His smile became a grin. “Yeah, I know. A little over a month ago, I was out of work. Now I’m making demands. Anyway, the conditions were that I could divide the previous director’s salary, take some for myself as a salary increase but use most of it to hire an assistant director.”

“Ethan—I don’t get it.”

“The deal is, I can hire an assistant, and if the station starts to get better ratings and support, they renegotiate my own salary in six months. Otherwise—well, otherwise, up to them.”

I just stared at him for a moment, then said, “I assume you have a plan?”

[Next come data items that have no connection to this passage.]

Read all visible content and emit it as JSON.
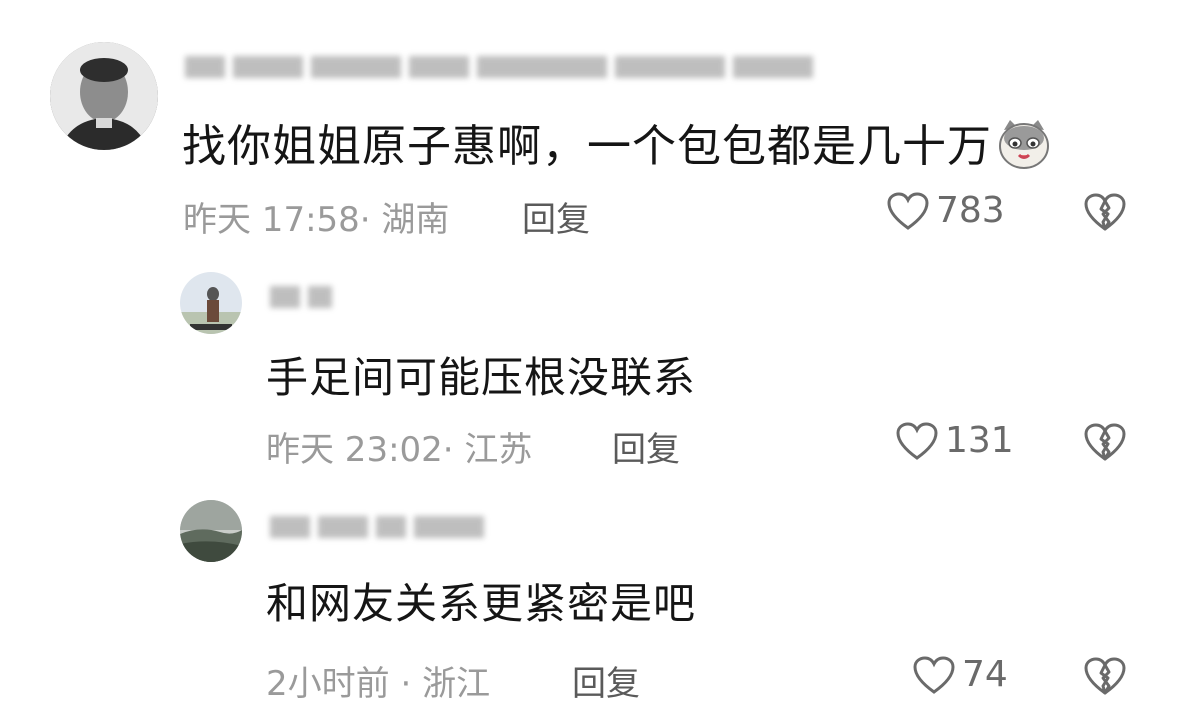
{
  "comments": [
    {
      "avatar": "portrait-avatar",
      "text": "找你姐姐原子惠啊，一个包包都是几十万",
      "emoji": "cat-face-emoji",
      "time": "昨天 17:58",
      "location": "湖南",
      "reply_label": "回复",
      "likes": "783"
    },
    {
      "avatar": "statue-avatar",
      "text": "手足间可能压根没联系",
      "time": "昨天 23:02",
      "location": "江苏",
      "reply_label": "回复",
      "likes": "131"
    },
    {
      "avatar": "landscape-avatar",
      "text": "和网友关系更紧密是吧",
      "time": "2小时前",
      "location": "浙江",
      "reply_label": "回复",
      "likes": "74"
    }
  ],
  "colors": {
    "text": "#151515",
    "meta": "#9a9a9a",
    "icon": "#6a6a6a"
  }
}
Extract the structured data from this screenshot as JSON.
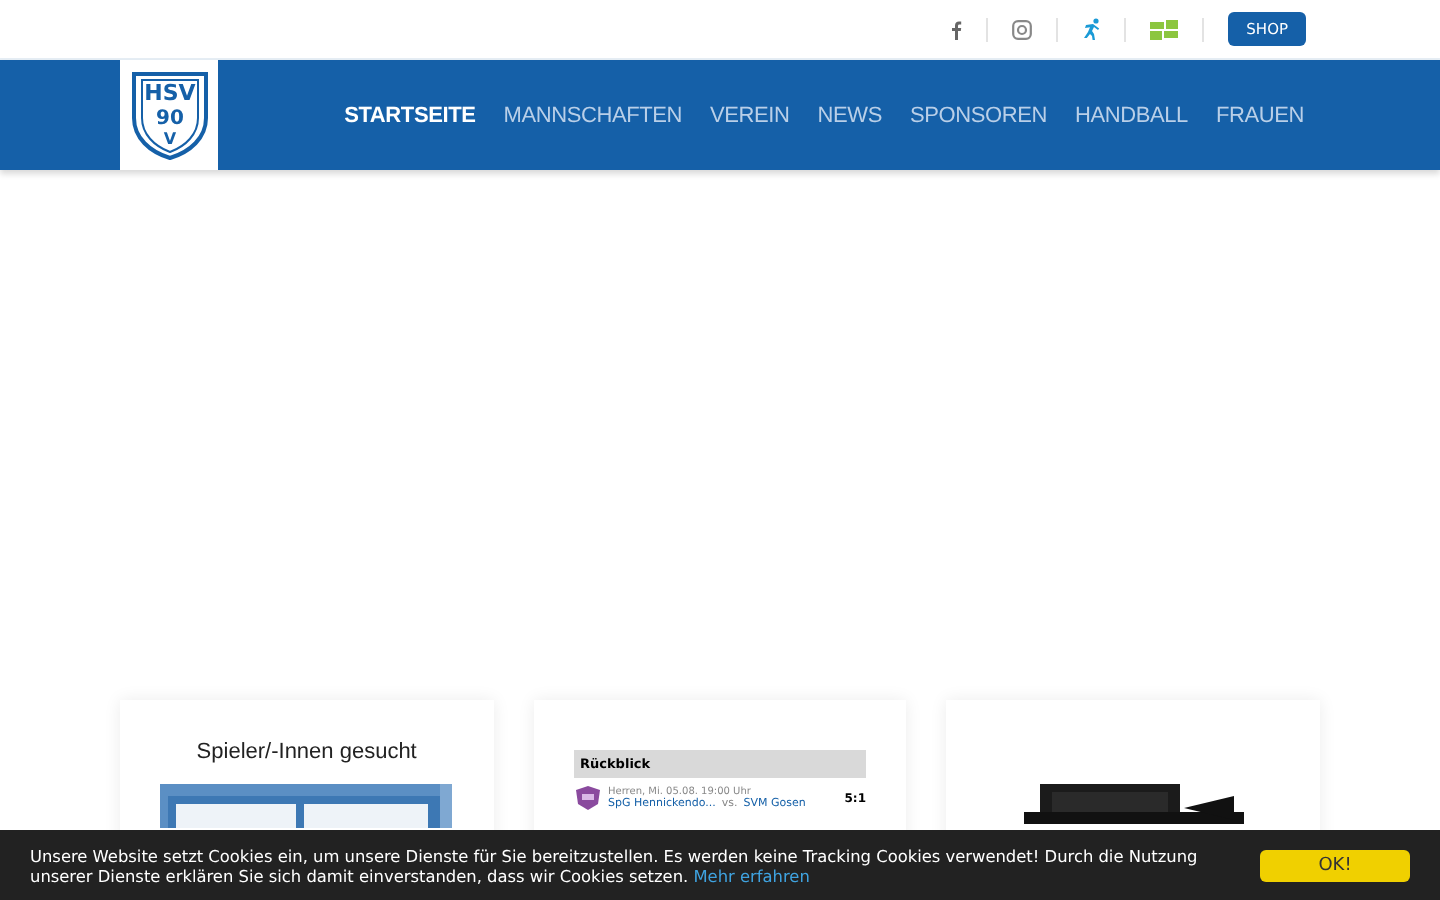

“I’m hoping Lydia will take the assistant’s job. She … she has skills I don’t have. Yet. I think if we all work together, we can pull it off. I know she’s getting married and all that, and the pay won’t be close to her old salary, but—do you think she’ll be interested?”

As it happened, she was
thrilled. On her first day at work, she sighed contentedly and told me she had missed that feeling of being at the center of the flow of information that comes with being in a newsroom.

“I know,” I said. “The first week at home, every time I heard a fire engine—”

“It made you crazy not to know where it was headed and how big the fire was and if there were injuries and what type of structure—”

“Exactly.”

Not many days later, I was again sitting in my boss’s office, going over some possible stories, when his new assistant came rushing in, looking shaken—reminding me that when the news is especially bad, being at the center of the flow of information isn’t such a fine thing.